Une guerre à la sauce TikTok

Lancée en 2017, l’application sociale de partage de vidéos est à l’origine axée sur la danse et la musique. Nombreuses sont les vidéos TikTok qu’on pourrait qualifier de thirst traps, expression qui désigne les publications aguicheuses qui visent à séduire le plus de spectateurs possible, comme cette vidéo où un Nekoglai souriant se déhanche. Sur TikTok, même la guerre peut être convertie en contenu rythmé, séduisant et accrocheur. Des vidéos comme celle du jeune homme n’en documentent pas les effets dévastateurs : elles la rendent sexy.

Dans la mesure où beaucoup de ces vidéos décontextualisent les conflits armés auxquels elles font allusion, la tenue militaire apparaît moins comme une nécessité qu’un costume viril, le signe d’un sacrifice louable. Dans la foulée de Negoklai, les vidéos de militaires qui dansent désormais sur Me gustas tú semblent toutes interchangeables. Les combattants précisent rarement le nom de l’armée à laquelle ils appartiennent. Ce qui a l’air de primer, c’est l’idée abstraite d’une guerre et l’espèce de bravoure qui s’y rattache. Cette idée concourt à créer une image attirante et leur permet de décrocher le Saint-Graal du web social : un maximum de vues.

Une tendance qui fait des petits

Bien vite, ce sont de jolies filles de l’Armée de défense d’Israël que j’ai vues sourire à mon écran et glisser une fleur derrière leur oreille, leur lourd fusil en bandoulière. En février 2022, alors même que la Russie envahissait l’Ukraine, Amnistie internationale dénonçait pourtant ce que l’organisation appelle le « régime d’apartheid d’Israël » puisque dans les territoires occupés, « la population palestinienne est traitée comme un groupe racial inférieur et elle est systématiquement privée de ses droits ». C’est à se demander à qui cette glorification de l’armée profite vraiment.

Si les représentations médiatiques de la guerre finissent toujours par façonner l’idée qu’on se fait d’elle, il est important de les interroger. Quel point de vue ces images véhiculent-elles ? Ou plutôt, qu’est-ce que la danse séduisante de Nekoglai ne nous dit pas ?

Car la guerre n’est pas une tragédie pour tous, elle peut aussi engendrer des recettes considérables. Et à qui profite la représentation sexy d’une guerre passe-partout, si ce n’est à l’industrie de l’armement ?

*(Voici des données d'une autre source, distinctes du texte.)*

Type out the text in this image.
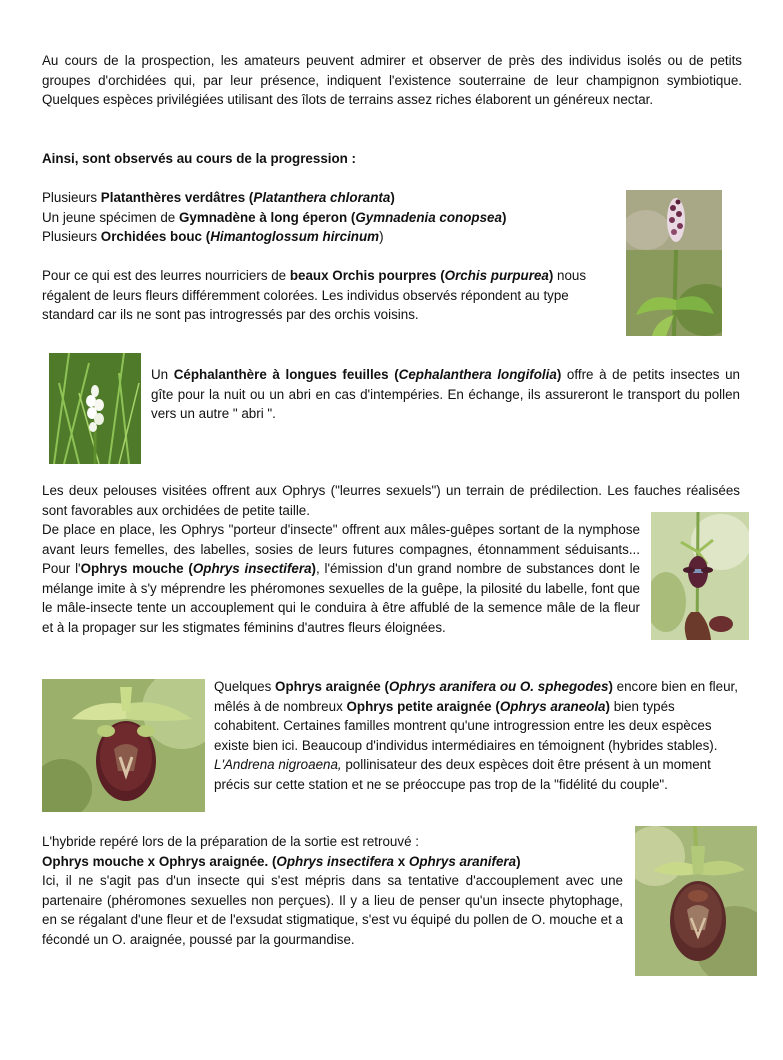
Au cours de la prospection, les amateurs peuvent admirer et observer de près des individus isolés ou de petits groupes d'orchidées qui, par leur présence, indiquent l'existence souterraine de leur champignon symbiotique. Quelques espèces privilégiées utilisant des îlots de terrains assez riches élaborent un généreux nectar.

Ainsi, sont observés au cours de la progression :

Plusieurs Platanthères verdâtres (Platanthera chloranta)
Un jeune spécimen de Gymnadène à long éperon (Gymnadenia conopsea)
Plusieurs Orchidées bouc (Himantoglossum hircinum)

Pour ce qui est des leurres nourriciers de beaux Orchis pourpres (Orchis purpurea) nous régalent de leurs fleurs différemment colorées. Les individus observés répondent au type standard car ils ne sont pas introgressés par des orchis voisins.

Un Céphalanthère à longues feuilles (Cephalanthera longifolia) offre à de petits insectes un gîte pour la nuit ou un abri en cas d'intempéries. En échange, ils assureront le transport du pollen vers un autre " abri ".

Les deux pelouses visitées offrent aux Ophrys ("leurres sexuels") un terrain de prédilection. Les fauches réalisées sont favorables aux orchidées de petite taille.

De place en place, les Ophrys "porteur d'insecte" offrent aux mâles-guêpes sortant de la nymphose avant leurs femelles, des labelles, sosies de leurs futures compagnes, étonnamment séduisants... Pour l'Ophrys mouche (Ophrys insectifera), l'émission d'un grand nombre de substances dont le mélange imite à s'y méprendre les phéromones sexuelles de la guêpe, la pilosité du labelle, font que le mâle-insecte tente un accouplement qui le conduira à être affublé de la semence mâle de la fleur et à la propager sur les stigmates féminins d'autres fleurs éloignées.

Quelques Ophrys araignée (Ophrys aranifera ou O. sphegodes) encore bien en fleur, mêlés à de nombreux Ophrys petite araignée (Ophrys araneola) bien typés cohabitent. Certaines familles montrent qu'une introgression entre les deux espèces existe bien ici. Beaucoup d'individus intermédiaires en témoignent (hybrides stables). L'Andrena nigroaena, pollinisateur des deux espèces doit être présent à un moment précis sur cette station et ne se préoccupe pas trop de la "fidélité du couple".

L'hybride repéré lors de la préparation de la sortie est retrouvé :
Ophrys mouche x Ophrys araignée. (Ophrys insectifera x Ophrys aranifera)
Ici, il ne s'agit pas d'un insecte qui s'est mépris dans sa tentative d'accouplement avec une partenaire (phéromones sexuelles non perçues). Il y a lieu de penser qu'un insecte phytophage, en se régalant d'une fleur et de l'exsudat stigmatique, s'est vu équipé du pollen de O. mouche et a fécondé un O. araignée, poussé par la gourmandise.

Avant que la Russie n’envahisse l’Ukraine, deux des plus grandes entreprises de défense au monde annonçaient déjà à leurs investisseurs que les tensions croissantes entre les deux pays laissaient présager de bonnes affaires.

Les médias numériques travaillent-ils dans l’intérêt de ces profiteurs de guerre ? Ce qui est sûr, c’est qu’ils ne sont pas neutres. Ils ont même tendance à privilégier des discours particuliers. Récemment, Facebook a même été accusé de faciliter la propagande génocidaire en Éthiopie. Or, les habitants du Tigré n’ont pas eu le luxe de se mettre en scène sur TikTok et de livrer leur point de vue. Quand la guerre a commencé en 2020, les Éthiopiens de la région ont plutôt été privés de l’internet et se sont retrouvés coupés du monde pendant plus de deux ans.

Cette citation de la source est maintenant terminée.